Atypical hyperplasia carries a 4 fold increase in the risk of carcinoma over average. If there is a history of breast cancer in a parent or sibling, the risk is ten-fold over average. The most common form of atypical hyperplasia is atypical ductal hyperplasia (ADH), comprising 75-85% of all atypical epithelial hyperplasias diagnosed. The term ductal indicates the morphology of the hyperplasia, not its origin. Virtually all lesions of ADH occur in the terminal duct lobular unit. ADH is a clonal proliferation. Investigators have shown that ADH has some of the mutations and DNA methylation changes found in low grade ductal carcinoma. ADH is defined as a lesion that is identical to low grade ductal carcinoma in situ but is smaller than two millimeters OR a larger lesion that has most but not all morphologic features of low grade ductal carcinoma in situ. Below is an example of ADH having all the features of low grade DCIS but is less than 2 mm in largest dimension. Atypical ductal hyperplasia frequently presents on imaging associated with florid hyperplasia or enlarged lobular units that have foci of suspicious calcifications.
This example of ADH shows a cribriform architecture with identical cells.
Most lesions of atypical ductal hyperplasia will be 100% estrogen receptor positive, similar to low grade Ductal Carcinoma In-Situ.
In contrast, florid ductal hyperplasia will show a ""salt and pepper"" pattern of estrogen receptor activity with scattered strongly positive nuclei mixed with negative nuclei.
Atypical hyperplasia can also be classified by nuclear features. This example shows nuclear enlargement with focal loss of polarity, moderate atypia. Lesions with moderate and focal severe nuclear atypia may be difficult to separate from lesions of florid hyperplasia.

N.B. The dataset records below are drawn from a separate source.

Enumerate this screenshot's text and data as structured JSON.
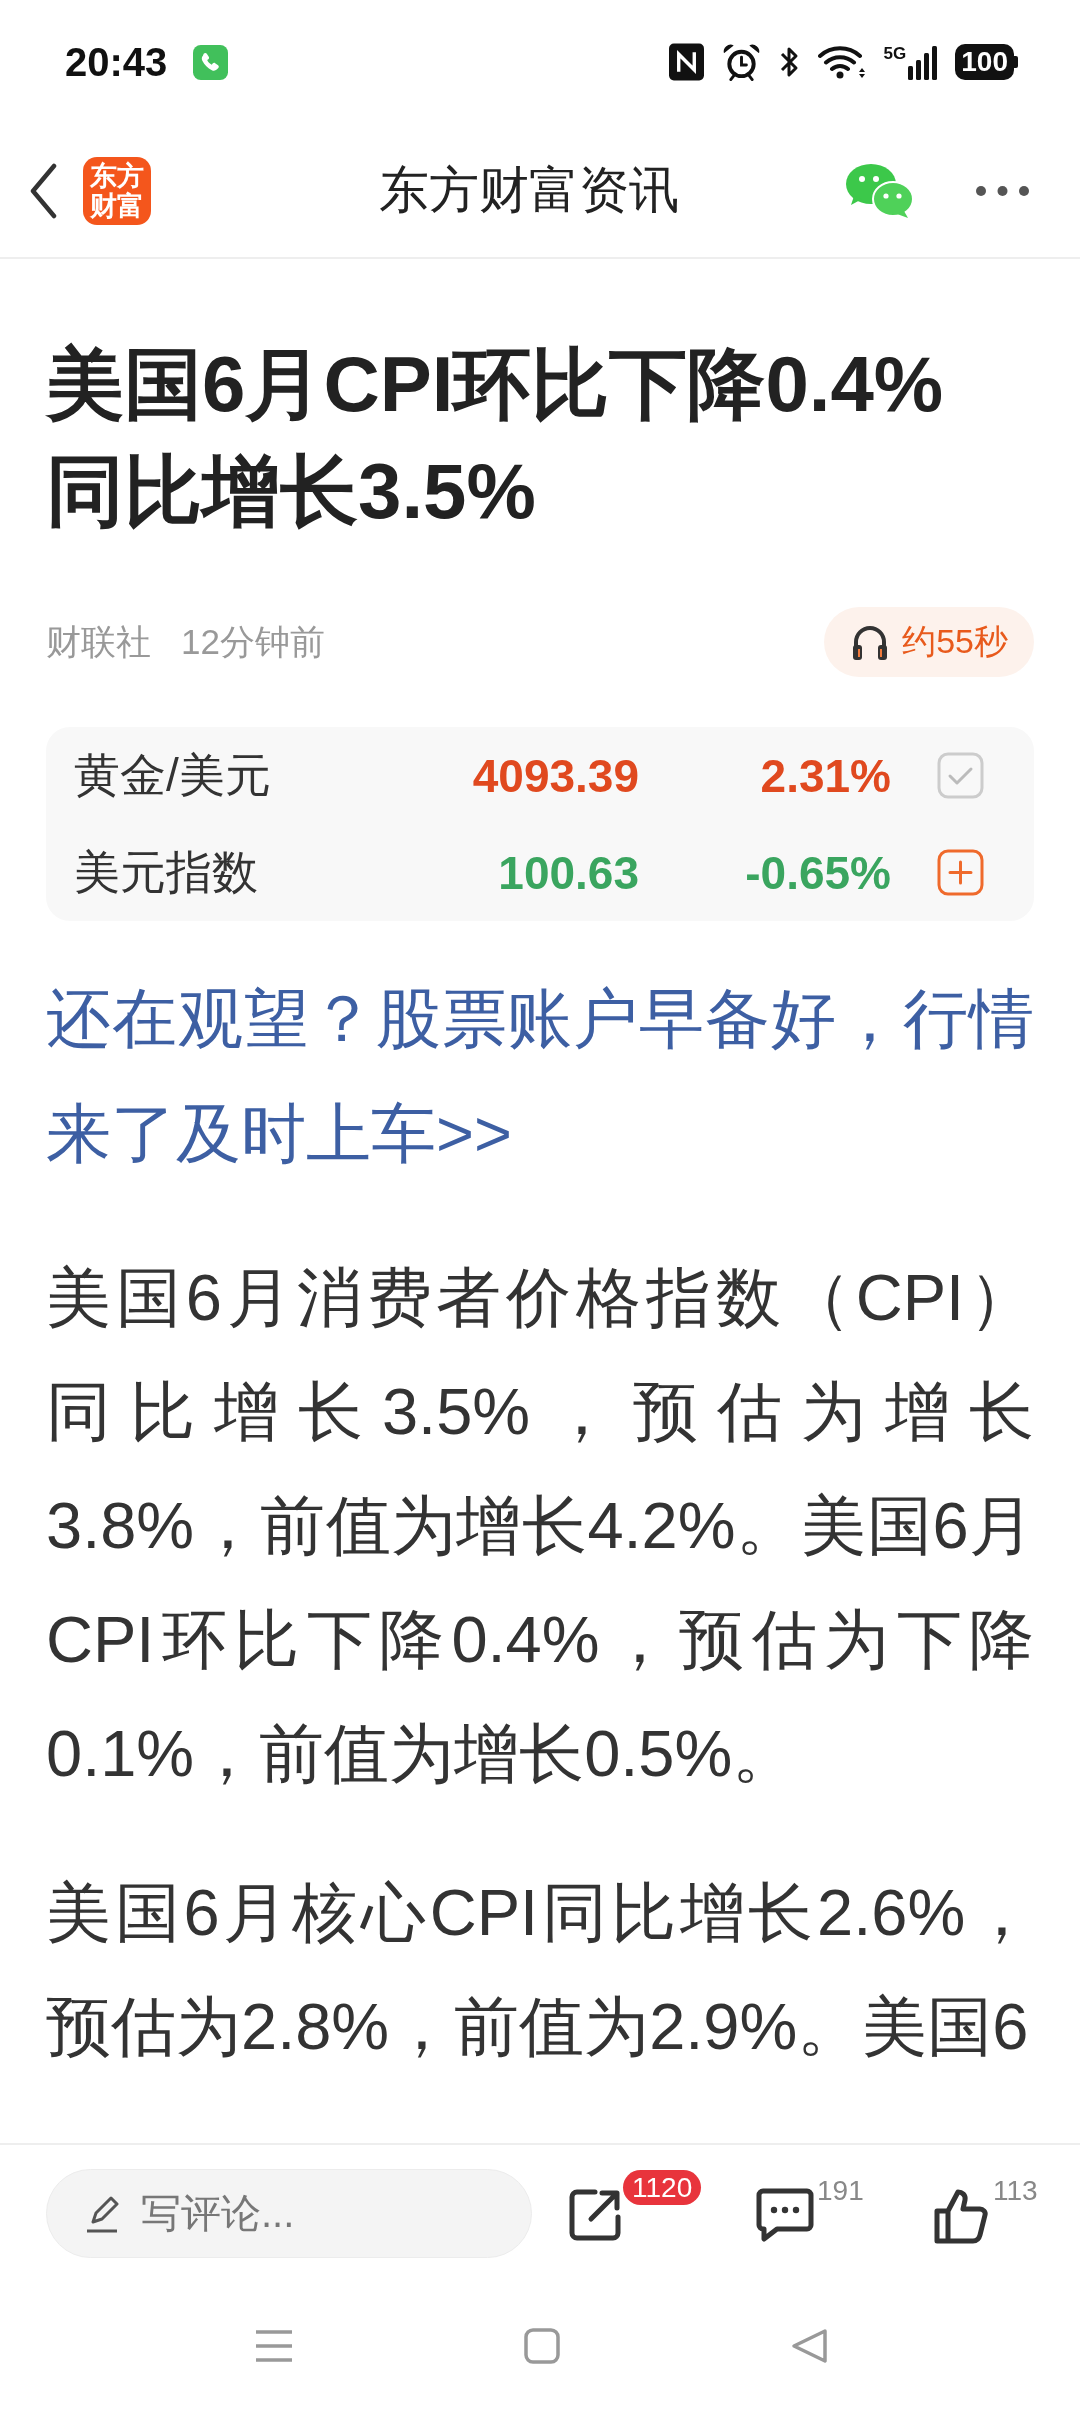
{
  "status_bar": {
    "time": "20:43",
    "network": "5G",
    "battery": "100"
  },
  "header": {
    "logo": "东方财富",
    "title": "东方财富资讯"
  },
  "article": {
    "headline": "美国6月CPI环比下降0.4%同比增长3.5%",
    "source": "财联社",
    "time": "12分钟前",
    "audio_duration": "约55秒",
    "quotes": [
      {
        "name": "黄金/美元",
        "price": "4093.39",
        "change": "2.31%",
        "rising": true,
        "in_watchlist": true
      },
      {
        "name": "美元指数",
        "price": "100.63",
        "change": "-0.65%",
        "rising": false,
        "in_watchlist": false
      }
    ],
    "promo_link": "还在观望？股票账户早备好，行情来了及时上车>>",
    "paragraphs": [
      "美国6月消费者价格指数（CPI）同比增长3.5%，预估为增长3.8%，前值为增长4.2%。美国6月CPI环比下降0.4%，预估为下降0.1%，前值为增长0.5%。",
      "美国6月核心CPI同比增长2.6%，预估为2.8%，前值为2.9%。美国6"
    ]
  },
  "bottom_bar": {
    "comment_placeholder": "写评论...",
    "share_badge": "1120",
    "comment_count": "191",
    "like_count": "113"
  }
}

The image below shows a small lesion , under 1 mm, with severe cytologic atypia, apocrine features and no necrosis. Because the architecture is disorganized, lesions such as these may not even classified as atypical hyperplasia.
Atypical lobular hyperplasia or lobular neoplasia is the second most common form of atypical hyperplasia, comprising about 20% of all atypical hyperplasias. It rarely presents as an imaging lesion and is usually discovered as an incidental finding on biopsies and excision. Rarely, it may develop calcifications that warrant biopsy. The finding of lobular neoplasia in a breast increases a patient's risk of invasive carcinoma. The degree of risk is dependent on the volume of the lesion. Very small lesions have the same risk as florid ductal hyperplasia, about 1.5-2 times increased risk above average. Larger lesions that fill lobular units and enlarge them 3 to 5 time normal volume have the same risk as atypical ductal hyperplasia. Lesions of lobular neoplasia that involve large ducts have 7 to 8 fold elevated risk of invasive breast cancer. Very large lesions of lobular neoplasia are called lobular carcinoma in-situ and carry the same risk of invasive carcinoma as ductal carcinoma in situ.
Lesions of lobular neoplasia have many of the same gene abnormalities that are found in low grade invasive carcinoma of the breast. Most invasive carcinomas that arise in association with lobular neoplasia are low grade ductal carcinomas, but a greater minority are invasive lobular carcinomas. Also low grade ductal carcinoma in-situ may give rise to invasive lobular carcinoma, but at a lower rate than lobular neoplasia.
The cells of atypical lobular hyperplasia or lobular neoplasia resemble the cells that normally populate the acini of the terminal duct lobular unit. The cells of ALH differ from cells of atypical ductal hyperplasia by lacking e-cadherin, a cell-cell adhesion molecule.
Lobular neoplasia stained for estrogen receptor activity. Only very rarely are lesions of lobular neoplasia estrogen receptor negative.
An enlarged lobular unit containing lobular neoplasia on the left and cystically dilated acini lined by columnar epithelium and containing calcium phosphate. The cells of lobular neoplasia are almost completely replacing the normal epithelial elements in the portion of the lobular unit affected. This is an example of a small lesion of atypical lobular hyperplasia or Lobular neoplasia, grade 2.
One form of lobular neoplasia, called pleomorphic lobular neoplasia, has a higher risk of development of invasive carcinoma. The cells in this lesion are highly variable, with nuclear pleomorphism , intracytoplasmic lumens, mitotic figures and tumoral necrosis.